A Turlock man has been named by federal agents as the key link in a drug chain that funneled large amounts cocaine and marijuana to college campuses in North Carolina.
Francisco Javier Ochoa Jr., 27, of Turlock was indicted in November 2019 for conspiracy to distribute 5 kilograms or more of cocaine and conspiracy to distribute 100 kilograms or more of marijuana. On Nov. 24, 2020, Ochoa entered a guilty plea to the charges against him and was sentenced to 73 months in prison and five years of supervised release, according to the U.S. Attorney's Office for the Middle District of North Carolina. He also was ordered to pay a $250,000 forfeiture judgment.
The investigation resulting in Ochoa's arrest began several years ago when the Orange County Sheriff's Office received information about the sale of illegal drugs on the campus of the University of North Carolina at Chapel Hill, while working a different drug case.
In November 2018, agents and officers assigned to the DEA’s Raleigh District Office initiated an investigation into the distribution of cocaine hydrochloride and other illegal drugs in the Chapel Hill area. Early into the investigation law enforcement discovered that illegal drug distribution occurred at or near some UNC fraternal organization properties. Court filings to date specifically allege illegal drug activity involving the UNC chapters of Phi Gamma Delta, Kappa Sigma, and Beta Theta Pi occurring between 2017 and the spring of 2020.
According to documents filed in court, from March 2017 until March 22, 2019, Ochoa supplied approximately 200 pounds of marijuana and two kilograms of cocaine weekly to a cooperating defendant in Orange County. From there, the cocaine was shipped via the United States Postal Service and the marijuana was transported by vehicle.
The U.S. Attorney's Office said the involved parties shipped bulk cash proceeds from the drug sales through the postal service. Other proceeds, estimated to be approximately $1.3 million, transferred hands through financial institutions utilizing money orders, Western Union, and mobile payment applications, like Venmo.
Law enforcement operations at locations in North Carolina seized 148.75 pounds of marijuana, 442 grams of cocaine, 189 Xanax pills, steroids, human growth hormone, other narcotics, and approximately $27,775.00 in cash.
Over the course of the investigation, law enforcement used information from cooperating sources and cooperating defendants, and investigative methods such as controlled purchases, undercover purchases, financial investigation, surveillance, and analysis of electronic devices.

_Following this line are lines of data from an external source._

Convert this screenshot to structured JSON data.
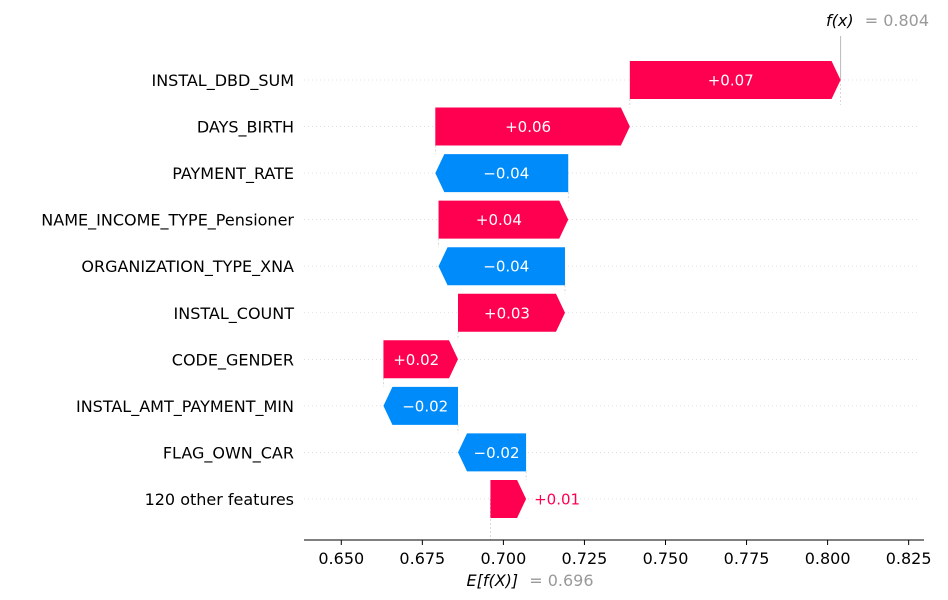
{
  "chart_data": {
    "type": "waterfall",
    "base_value": {
      "label_prefix": "E[f(X)]",
      "value": 0.696,
      "value_text": "= 0.696"
    },
    "output_value": {
      "label_prefix": "f(x)",
      "value": 0.804,
      "value_text": "= 0.804"
    },
    "features": [
      {
        "name": "INSTAL_DBD_SUM",
        "start": 0.739,
        "end": 0.804,
        "label": "+0.07"
      },
      {
        "name": "DAYS_BIRTH",
        "start": 0.679,
        "end": 0.739,
        "label": "+0.06"
      },
      {
        "name": "PAYMENT_RATE",
        "start": 0.72,
        "end": 0.679,
        "label": "−0.04"
      },
      {
        "name": "NAME_INCOME_TYPE_Pensioner",
        "start": 0.68,
        "end": 0.72,
        "label": "+0.04"
      },
      {
        "name": "ORGANIZATION_TYPE_XNA",
        "start": 0.719,
        "end": 0.68,
        "label": "−0.04"
      },
      {
        "name": "INSTAL_COUNT",
        "start": 0.686,
        "end": 0.719,
        "label": "+0.03"
      },
      {
        "name": "CODE_GENDER",
        "start": 0.663,
        "end": 0.686,
        "label": "+0.02"
      },
      {
        "name": "INSTAL_AMT_PAYMENT_MIN",
        "start": 0.686,
        "end": 0.663,
        "label": "−0.02"
      },
      {
        "name": "FLAG_OWN_CAR",
        "start": 0.707,
        "end": 0.686,
        "label": "−0.02"
      },
      {
        "name": "120 other features",
        "start": 0.696,
        "end": 0.707,
        "label": "+0.01"
      }
    ],
    "x_ticks": [
      0.65,
      0.675,
      0.7,
      0.725,
      0.75,
      0.775,
      0.8,
      0.825
    ],
    "x_tick_labels": [
      "0.650",
      "0.675",
      "0.700",
      "0.725",
      "0.750",
      "0.775",
      "0.800",
      "0.825"
    ],
    "xlim": [
      0.6385,
      0.8285
    ],
    "colors": {
      "positive": "#ff0051",
      "negative": "#008bfb",
      "text_on_bar": "#ffffff",
      "value_note": "#999999"
    }
  }
}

Twenty additional defendants were charged between July and December 2020, including Mariela Zavala Mondoza, also known as Maria Ochoa, 25, of Turlock. She was indicted on charges of conspiracy to distribute cocaine and conspiracy to distribute marijuana. All the other defendants reside in North Carolina, many of whom were members of the fraternities involved in the drug sales.
“College communities should be a safe haven for young adults to obtain a higher education, not a place where illegal drugs are easily accessible,” said United States Attorney for the Middle District of North Carolina, Robert J. Murphy. “These fraternity members’ drug trafficking crimes contributed to a toxic and dangerous environment on these college campuses. The arrest of these drug traffickers makes these college campuses and their respective communities safer. DEA and its law enforcement partners will continue to strive to ensure these college campuses remain a safe environment charged with educating the best and brightest so they may become future leaders of our country. These arrests are a shining example how success can be achieved through spirited law enforcement cooperation.”